Коньяк глушил, стирал все тягостное, что наложилось за день на сердце. Думалось легко, размыто, неопределенно. Вспыхивали какие-то озарения мысли и тут же гасли. Хотелось встать и тут же написать что-то необыкновенное, небывалое, от чего бы все ахнули. Но, сидя на диване, он упускал драгоценные мгновенья, терял нить рассуждений и все более пьянел.
Заснул он, повалившись как был, — в одежде.
Гудела голова.
Противно, мерзко.
Он помял ладонями шершавое лицо.
Побриться? Лень...
Встал, подошел к окну. Толкнул створки.
Извечная, будто с сотворения мира протянутая тут, висела бельевая веревка, наискось перечеркивая двор. Разжеванно-серая, уже потерявшая первозданный цвет, с огромным узлом посередине. Веревка. Постоянная, ежедневная, наглая. Словно символ всего лишнего, безобразного, что портит мир, что уродует жизнь, вторгается в быт.
И еще удивляются, когда ругаюсь: «Ух ты, вер-ревка!»
Никритин свел руки и хрустнул косточками пальцев.
И вдруг увидел: перерезанная пополам веревкой разговаривала с соседкой Кадмина. Он даже присел, когда она стала пролезать под этой веревкой.
Ему представилось, как она проходит через двор: журчит грязной серой водой арык; ревут примуса, распространяя запах керосина и вареной петрушки; навостривается плакать соседская девчонка, подняв мигающие глаза на мокрую тряпичную куклу. А кукла — выстиранная, подвешенная за руку бельевой прищепкой, — медленно крутится под веревкой. Никритин торопливо вбил ноги в башмаки.
Провела Кадмину к нему тетка. Впустила, демонстративно поджав губы, оглядев с ног до головы.
«Хорошо еще — не в брюках!..» — усмехнулся про себя Никритин.
На ней было довольно скромное платье из тонкой белой шерсти — в меру узкое, в меру короткое. И те же белые сандалии — без каблуков. С плеча тянулся длинный ремешок крохотной белой сумочки.
— Я, кажется, не вовремя? — сказала Кадмина.
Дверь за ней захлопнулась.
— Да нет, почему же... — ответил Никритин, вновь проведя ладонями по лицу. Небритый, он всегда испытывал неловкость на людях. — Здравствуйте, проходите!
Она шагнула в комнату, быстро окинув ее взглядом. Протянула руку. Суховатые удлиненные пальцы ее таили в себе какую-то нервную силу.

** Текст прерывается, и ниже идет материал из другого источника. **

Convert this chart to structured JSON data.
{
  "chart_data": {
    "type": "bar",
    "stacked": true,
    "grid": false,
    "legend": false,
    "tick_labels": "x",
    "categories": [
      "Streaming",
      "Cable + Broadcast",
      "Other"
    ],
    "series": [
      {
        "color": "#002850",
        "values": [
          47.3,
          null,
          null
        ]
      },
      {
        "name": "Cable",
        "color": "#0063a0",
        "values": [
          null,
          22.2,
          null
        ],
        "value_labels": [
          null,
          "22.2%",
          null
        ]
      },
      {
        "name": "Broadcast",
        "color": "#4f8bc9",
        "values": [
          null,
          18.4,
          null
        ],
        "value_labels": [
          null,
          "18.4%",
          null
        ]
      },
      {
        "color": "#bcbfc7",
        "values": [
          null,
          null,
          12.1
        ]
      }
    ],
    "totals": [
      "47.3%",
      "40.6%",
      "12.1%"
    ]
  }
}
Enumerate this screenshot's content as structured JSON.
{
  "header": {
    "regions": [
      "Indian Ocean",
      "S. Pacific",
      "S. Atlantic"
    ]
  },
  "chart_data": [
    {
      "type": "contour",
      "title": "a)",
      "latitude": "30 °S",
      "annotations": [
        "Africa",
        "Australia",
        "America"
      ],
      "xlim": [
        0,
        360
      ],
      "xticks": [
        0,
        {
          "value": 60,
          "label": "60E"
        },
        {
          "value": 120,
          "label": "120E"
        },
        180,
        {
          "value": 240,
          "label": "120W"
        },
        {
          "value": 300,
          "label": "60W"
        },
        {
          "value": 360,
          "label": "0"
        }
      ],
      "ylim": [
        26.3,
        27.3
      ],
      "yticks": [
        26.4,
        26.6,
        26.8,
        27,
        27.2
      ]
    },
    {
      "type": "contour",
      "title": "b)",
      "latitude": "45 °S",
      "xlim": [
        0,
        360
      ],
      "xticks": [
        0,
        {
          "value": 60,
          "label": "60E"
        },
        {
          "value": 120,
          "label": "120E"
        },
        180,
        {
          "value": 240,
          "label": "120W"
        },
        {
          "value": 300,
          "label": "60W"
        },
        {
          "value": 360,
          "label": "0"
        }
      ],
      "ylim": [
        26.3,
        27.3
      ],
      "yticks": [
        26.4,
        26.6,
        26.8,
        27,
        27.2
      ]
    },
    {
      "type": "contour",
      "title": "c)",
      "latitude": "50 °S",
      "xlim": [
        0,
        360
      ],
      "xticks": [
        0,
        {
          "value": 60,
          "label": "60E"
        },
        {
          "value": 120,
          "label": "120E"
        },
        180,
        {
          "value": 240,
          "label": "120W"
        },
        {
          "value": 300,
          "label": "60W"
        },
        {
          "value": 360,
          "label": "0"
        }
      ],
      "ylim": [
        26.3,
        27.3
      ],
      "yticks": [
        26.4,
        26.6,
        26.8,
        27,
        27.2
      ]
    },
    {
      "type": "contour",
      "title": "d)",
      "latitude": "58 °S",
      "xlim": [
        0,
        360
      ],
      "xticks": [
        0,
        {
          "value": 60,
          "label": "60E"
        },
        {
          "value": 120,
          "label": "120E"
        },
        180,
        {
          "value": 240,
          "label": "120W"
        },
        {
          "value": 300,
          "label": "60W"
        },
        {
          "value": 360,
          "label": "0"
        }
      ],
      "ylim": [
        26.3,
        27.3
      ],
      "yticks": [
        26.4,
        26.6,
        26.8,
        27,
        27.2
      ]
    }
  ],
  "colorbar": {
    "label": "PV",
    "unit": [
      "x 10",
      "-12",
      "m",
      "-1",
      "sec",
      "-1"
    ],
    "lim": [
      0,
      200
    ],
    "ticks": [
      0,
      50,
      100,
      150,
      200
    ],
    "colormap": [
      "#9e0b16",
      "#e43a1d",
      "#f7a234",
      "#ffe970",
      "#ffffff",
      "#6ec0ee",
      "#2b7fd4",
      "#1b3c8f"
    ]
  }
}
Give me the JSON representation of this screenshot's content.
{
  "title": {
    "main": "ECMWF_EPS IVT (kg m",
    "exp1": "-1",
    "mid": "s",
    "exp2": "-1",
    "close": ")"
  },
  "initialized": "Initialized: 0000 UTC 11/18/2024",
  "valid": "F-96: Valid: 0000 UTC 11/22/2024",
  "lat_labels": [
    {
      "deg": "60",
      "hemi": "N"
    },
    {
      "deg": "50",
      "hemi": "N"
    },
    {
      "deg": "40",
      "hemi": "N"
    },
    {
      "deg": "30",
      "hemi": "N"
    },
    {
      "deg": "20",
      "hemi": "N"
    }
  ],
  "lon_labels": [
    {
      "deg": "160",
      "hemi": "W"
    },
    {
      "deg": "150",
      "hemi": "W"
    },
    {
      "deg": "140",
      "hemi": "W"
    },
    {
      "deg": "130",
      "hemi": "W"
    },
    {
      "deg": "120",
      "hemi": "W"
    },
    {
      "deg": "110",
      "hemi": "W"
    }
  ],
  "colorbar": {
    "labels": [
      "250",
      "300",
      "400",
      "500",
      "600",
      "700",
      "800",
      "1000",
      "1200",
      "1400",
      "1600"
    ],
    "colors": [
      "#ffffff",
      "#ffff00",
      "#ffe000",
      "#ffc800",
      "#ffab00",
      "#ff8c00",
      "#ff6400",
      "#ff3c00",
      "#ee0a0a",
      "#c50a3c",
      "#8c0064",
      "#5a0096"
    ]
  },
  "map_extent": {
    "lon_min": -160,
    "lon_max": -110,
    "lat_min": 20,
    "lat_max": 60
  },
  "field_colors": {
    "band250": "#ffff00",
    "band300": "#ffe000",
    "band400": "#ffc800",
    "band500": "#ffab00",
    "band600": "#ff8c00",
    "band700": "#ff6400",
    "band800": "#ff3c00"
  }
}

— Надо было напоследок глотнуть таблетку пирамидона, — сказала она, понимающе кивнув на ополовиненную бутылку и переведя взгляд на помятое лицо Никритина. — По себе знаю... Если есть — выпейте сейчас. С крепким чаем.
— Есть... — повел глазами на тумбочку Никритин. Солнце провело блестящую черту по длине бутылки. — Есть! — кивнул он и вдруг заторопился: — Сейчас принесу чаю, вместе выпьем. Вы посидите...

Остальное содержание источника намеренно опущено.